Le Signe du Lion (Eric Rohmer / France, 1962):

In contrast with the dozen fireballs of his Nouvelle Vague colleagues, Eric Rohmer favors a hundred tiny match flares. Summer is his first season (Paris in August), his Lucky Pierre is an American moocher (Jess Hahn) with a half-finished sonata, disdain for aesthetes, and news of a vast inheritance. "I've always believed more in my luck than in my talent," he confesses in the middle of a nocturnal soiree, where a genius for picking up incisive curlicues of emotional data is already evident as characters drift in and out of rooms. (As a bonus, Jean-Luc Godard turns up for a gag in full kabuki-hipster mode.) The bohemian and the cosmic collide as the musician leans out the window in a fit of bravado and fires his rifle into the starry sky.

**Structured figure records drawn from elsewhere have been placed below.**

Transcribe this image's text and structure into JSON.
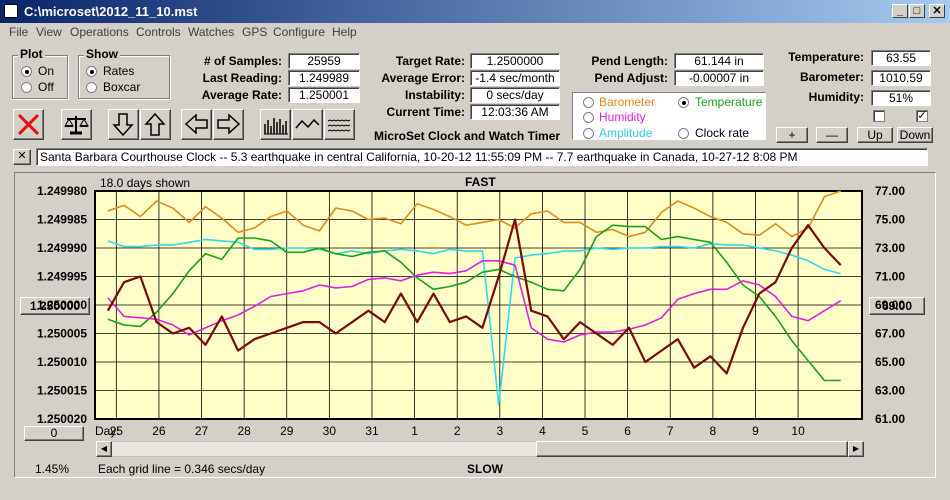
{
  "window": {
    "title": "C:\\microset\\2012_11_10.mst"
  },
  "menu": [
    "File",
    "View",
    "Operations",
    "Controls",
    "Watches",
    "GPS",
    "Configure",
    "Help"
  ],
  "plot_group": {
    "label": "Plot",
    "on": "On",
    "off": "Off",
    "selected": "On"
  },
  "show_group": {
    "label": "Show",
    "rates": "Rates",
    "boxcar": "Boxcar",
    "selected": "Rates"
  },
  "stats": {
    "samples_label": "# of Samples:",
    "samples": "25959",
    "last_label": "Last Reading:",
    "last": "1.249989",
    "avg_label": "Average Rate:",
    "avg": "1.250001",
    "target_label": "Target Rate:",
    "target": "1.2500000",
    "error_label": "Average Error:",
    "error": "-1.4 sec/month",
    "instab_label": "Instability:",
    "instab": "0 secs/day",
    "time_label": "Current Time:",
    "time": "12:03:36 AM",
    "pendlen_label": "Pend Length:",
    "pendlen": "61.144 in",
    "pendadj_label": "Pend Adjust:",
    "pendadj": "-0.00007 in",
    "temp_label": "Temperature:",
    "temp": "63.55",
    "baro_label": "Barometer:",
    "baro": "1010.59",
    "humid_label": "Humidity:",
    "humid": "51%"
  },
  "app_title": "MicroSet Clock and Watch Timer",
  "series_select": {
    "barometer": "Barometer",
    "temperature": "Temperature",
    "humidity": "Humidity",
    "amplitude": "Amplitude",
    "clockrate": "Clock rate",
    "selected": "Temperature"
  },
  "colors": {
    "barometer": "#e08a1c",
    "temperature": "#1aa01a",
    "humidity": "#e020e0",
    "amplitude": "#30d8f0",
    "rate": "#7a0a0a",
    "plotbg": "#ffffc8"
  },
  "small_buttons": {
    "plus": "+",
    "minus": "—",
    "up": "Up",
    "down": "Down"
  },
  "notes": "Santa Barbara Courthouse Clock  --  5.3 earthquake in central California, 10-20-12 11:55:09 PM  --  7.7 earthquake in Canada, 10-27-12 8:08 PM",
  "chart_data": {
    "type": "line",
    "header_left": "18.0 days shown",
    "top_label": "FAST",
    "bottom_label": "SLOW",
    "footer_left": "1.45%",
    "footer_center": "Each grid line = 0.346 secs/day",
    "left_marker": "1.250000",
    "right_marker": "69.00",
    "corner_field": "0",
    "day_label": "Day:",
    "days": [
      "25",
      "26",
      "27",
      "28",
      "29",
      "30",
      "31",
      "1",
      "2",
      "3",
      "4",
      "5",
      "6",
      "7",
      "8",
      "9",
      "10"
    ],
    "left_axis": {
      "ticks": [
        "1.249980",
        "1.249985",
        "1.249990",
        "1.249995",
        "1.250000",
        "1.250005",
        "1.250010",
        "1.250015",
        "1.250020"
      ],
      "range": [
        1.24998,
        1.25002
      ],
      "inverted": true
    },
    "right_axis": {
      "ticks": [
        "77.00",
        "75.00",
        "73.00",
        "71.00",
        "69.00",
        "67.00",
        "65.00",
        "63.00",
        "61.00"
      ],
      "range": [
        61,
        77
      ]
    },
    "x_range_days": [
      -0.5,
      17.5
    ],
    "series": [
      {
        "key": "barometer",
        "values": [
          75.6,
          76.0,
          75.2,
          76.3,
          75.8,
          74.8,
          75.9,
          75.1,
          74.1,
          74.4,
          75.2,
          75.6,
          74.6,
          74.2,
          75.8,
          75.6,
          75.0,
          75.1,
          74.7,
          76.1,
          75.7,
          75.2,
          74.6,
          74.8,
          75.0,
          74.4,
          75.4,
          75.6,
          74.8,
          74.8,
          74.1,
          74.3,
          73.8,
          74.1,
          75.5,
          76.3,
          75.8,
          75.2,
          74.8,
          74.0,
          73.9,
          74.7,
          73.8,
          74.4,
          76.6,
          77.0
        ]
      },
      {
        "key": "amplitude",
        "values": [
          73.5,
          73.1,
          73.1,
          73.2,
          73.2,
          73.4,
          73.6,
          73.5,
          73.4,
          72.9,
          72.9,
          73.0,
          73.0,
          72.9,
          72.6,
          72.8,
          72.6,
          72.8,
          72.9,
          72.8,
          72.6,
          72.9,
          72.8,
          72.8,
          62.0,
          72.3,
          72.5,
          72.6,
          72.8,
          72.8,
          73.0,
          72.9,
          73.0,
          73.0,
          73.1,
          73.1,
          73.0,
          73.3,
          73.2,
          73.2,
          73.0,
          72.8,
          72.5,
          72.1,
          71.5,
          71.2
        ]
      },
      {
        "key": "temperature",
        "values": [
          68.0,
          67.6,
          67.5,
          68.5,
          69.8,
          71.4,
          72.6,
          72.2,
          73.7,
          73.7,
          73.5,
          72.7,
          72.7,
          73.0,
          72.6,
          72.4,
          72.7,
          72.8,
          72.0,
          70.9,
          70.1,
          70.3,
          70.6,
          71.3,
          71.5,
          71.0,
          70.6,
          70.1,
          70.0,
          71.5,
          73.8,
          74.6,
          74.5,
          74.5,
          73.6,
          73.8,
          73.6,
          73.4,
          72.0,
          70.4,
          69.6,
          68.2,
          66.5,
          65.1,
          63.7,
          63.7
        ]
      },
      {
        "key": "humidity",
        "values": [
          69.5,
          68.2,
          68.1,
          68.0,
          67.6,
          66.9,
          67.4,
          67.9,
          68.3,
          68.9,
          69.6,
          69.8,
          70.0,
          70.4,
          70.2,
          70.3,
          70.8,
          70.9,
          70.7,
          71.1,
          71.3,
          71.2,
          71.4,
          72.1,
          72.1,
          71.8,
          67.4,
          66.6,
          66.4,
          66.9,
          67.1,
          67.1,
          67.3,
          67.6,
          68.1,
          69.4,
          69.8,
          70.1,
          70.1,
          70.7,
          70.4,
          69.6,
          68.2,
          67.9,
          68.6,
          69.3
        ]
      },
      {
        "key": "rate",
        "values": [
          1.250001,
          1.249996,
          1.249995,
          1.250003,
          1.250005,
          1.250004,
          1.250007,
          1.250002,
          1.250008,
          1.250006,
          1.250005,
          1.250004,
          1.250003,
          1.250003,
          1.250005,
          1.250003,
          1.250001,
          1.250003,
          1.249998,
          1.250003,
          1.249998,
          1.250003,
          1.250002,
          1.250004,
          1.249995,
          1.249985,
          1.250001,
          1.250002,
          1.250006,
          1.250003,
          1.250005,
          1.250007,
          1.250004,
          1.25001,
          1.250008,
          1.250006,
          1.250011,
          1.250009,
          1.250012,
          1.250004,
          1.249998,
          1.249996,
          1.24999,
          1.249986,
          1.24999,
          1.249993
        ]
      }
    ]
  }
}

Astrology ("the most ancient of sciences") works in mysterious ways, and, when his fortune doesn't come, the literally starving artist is reduced to dodging concierges, selling possessions for coins, spending nights on park benches, and filching from fruit stands. As the dilapidated figure wanders through the sweltering city, he notices the concrete wall encircling the Latin Quarter sidewalk café: A descent out of Zola and Hamsun, the "mortal silence" that could crumble any loquacious Rohmer protagonist into dust. One type of theater yields to another with the arrival of the bowler-hatted vagrant (Jean Le Poulain), which is where Renoir's Boudu meets Beckett's Estragon and fate and chance wrestle over the rake's progress. Sturges figures in the punchline (Christmas in July), just the finale for a view of grace under blasting sunlight and heavenly constellations. With Michèle Girardon, Van Doude, Paul Bisciglia, Christian Alers, and Stéphane Audran. In black and white.